The extraordinary safety net that has buoyed financially stressed Americans during the coronavirus pandemic is starting to fray.
In the coming weeks, the jobless will likely no longer receive an extra $600 in their weekly unemployment checks. Many tenants who don’t pay their rent can be evicted. And many small businesses won’t have a forgivable federal loan to cushion the blow of meager sales.

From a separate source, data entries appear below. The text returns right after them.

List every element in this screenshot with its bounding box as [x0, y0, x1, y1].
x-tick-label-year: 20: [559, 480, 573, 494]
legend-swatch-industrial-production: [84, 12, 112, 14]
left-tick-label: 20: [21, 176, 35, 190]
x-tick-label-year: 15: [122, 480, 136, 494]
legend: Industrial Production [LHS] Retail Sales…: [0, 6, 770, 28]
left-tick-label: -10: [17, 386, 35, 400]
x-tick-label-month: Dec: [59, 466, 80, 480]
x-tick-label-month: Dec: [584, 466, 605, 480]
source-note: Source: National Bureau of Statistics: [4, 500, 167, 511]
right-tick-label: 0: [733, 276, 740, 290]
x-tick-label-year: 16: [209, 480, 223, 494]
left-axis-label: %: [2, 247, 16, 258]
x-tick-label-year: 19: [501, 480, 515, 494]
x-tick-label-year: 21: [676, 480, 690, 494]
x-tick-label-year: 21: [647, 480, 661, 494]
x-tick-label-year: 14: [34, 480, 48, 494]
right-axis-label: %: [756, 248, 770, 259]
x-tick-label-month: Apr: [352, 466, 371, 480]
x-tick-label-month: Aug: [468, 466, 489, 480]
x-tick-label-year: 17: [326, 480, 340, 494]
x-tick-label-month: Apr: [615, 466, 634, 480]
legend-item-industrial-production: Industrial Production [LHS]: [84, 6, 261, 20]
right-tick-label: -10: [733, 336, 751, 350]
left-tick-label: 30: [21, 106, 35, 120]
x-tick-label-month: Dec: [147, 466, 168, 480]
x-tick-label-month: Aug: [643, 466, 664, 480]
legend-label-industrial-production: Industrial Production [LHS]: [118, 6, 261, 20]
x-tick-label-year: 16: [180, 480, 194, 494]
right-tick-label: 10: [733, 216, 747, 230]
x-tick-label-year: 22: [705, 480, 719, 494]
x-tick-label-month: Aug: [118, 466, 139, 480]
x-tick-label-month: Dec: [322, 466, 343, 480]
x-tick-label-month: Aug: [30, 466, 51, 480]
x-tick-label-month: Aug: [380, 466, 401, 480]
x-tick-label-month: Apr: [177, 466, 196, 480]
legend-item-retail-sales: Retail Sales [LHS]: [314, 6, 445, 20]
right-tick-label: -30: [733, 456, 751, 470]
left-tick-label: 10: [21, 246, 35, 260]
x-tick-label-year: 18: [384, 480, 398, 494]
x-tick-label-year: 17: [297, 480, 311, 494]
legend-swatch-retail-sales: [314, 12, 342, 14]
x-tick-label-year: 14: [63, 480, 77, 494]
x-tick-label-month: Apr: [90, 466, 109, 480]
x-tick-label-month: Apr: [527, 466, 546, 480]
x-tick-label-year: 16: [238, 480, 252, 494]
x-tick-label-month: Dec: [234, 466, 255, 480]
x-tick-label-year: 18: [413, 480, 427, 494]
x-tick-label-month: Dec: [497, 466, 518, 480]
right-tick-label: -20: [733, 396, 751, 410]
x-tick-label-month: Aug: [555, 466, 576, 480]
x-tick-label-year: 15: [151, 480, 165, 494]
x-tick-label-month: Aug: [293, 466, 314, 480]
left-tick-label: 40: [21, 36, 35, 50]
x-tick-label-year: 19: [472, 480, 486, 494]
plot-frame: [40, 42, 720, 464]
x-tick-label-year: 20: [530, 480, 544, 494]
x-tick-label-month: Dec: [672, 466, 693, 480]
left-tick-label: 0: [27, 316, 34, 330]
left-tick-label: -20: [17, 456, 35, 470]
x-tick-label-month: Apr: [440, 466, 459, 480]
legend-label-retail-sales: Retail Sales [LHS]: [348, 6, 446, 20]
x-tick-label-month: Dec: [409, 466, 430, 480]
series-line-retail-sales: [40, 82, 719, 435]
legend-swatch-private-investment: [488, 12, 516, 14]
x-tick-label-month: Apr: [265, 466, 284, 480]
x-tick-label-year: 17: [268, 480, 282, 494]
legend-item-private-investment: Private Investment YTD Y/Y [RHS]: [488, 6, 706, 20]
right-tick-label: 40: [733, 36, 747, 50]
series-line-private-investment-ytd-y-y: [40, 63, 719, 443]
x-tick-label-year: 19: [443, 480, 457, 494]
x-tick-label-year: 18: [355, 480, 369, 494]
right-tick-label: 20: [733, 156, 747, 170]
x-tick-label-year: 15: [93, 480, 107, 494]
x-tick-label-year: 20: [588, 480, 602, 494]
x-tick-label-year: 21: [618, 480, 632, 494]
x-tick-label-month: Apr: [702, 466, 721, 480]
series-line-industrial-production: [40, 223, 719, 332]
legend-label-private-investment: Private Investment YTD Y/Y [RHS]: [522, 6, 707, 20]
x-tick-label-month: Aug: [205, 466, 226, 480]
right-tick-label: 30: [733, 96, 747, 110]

Government and private-sector programs intended to keep millions of people afloat since mid-March during the most abrupt and severe recession in U.S. history are scheduled to expire soon even as near-record unemployment and deep financial hardship persist. Goldman Sachs says in a recent research note that it expects some of the programs to be extended in some form, though they likely won’t be as generous.
And banks and utilities have said they’ll work with customers who have trouble paying bills.
But the spirit of unqualified aid that prevailed during the worst of the crisis, much of it included in Congress’s $1.8 trillion CARES Act, is fading.
The phaseouts come as states increasingly allow businesses shuttered by the outbreak to gradually reopen. The economy unexpectedly added 2.5 million net jobs in May, including layoffs and new hires. Yet an unprecedented 22 million jobs were shed the previous two months and the unemployment rate was still 13.3% in May, near the highest since the Great Depression.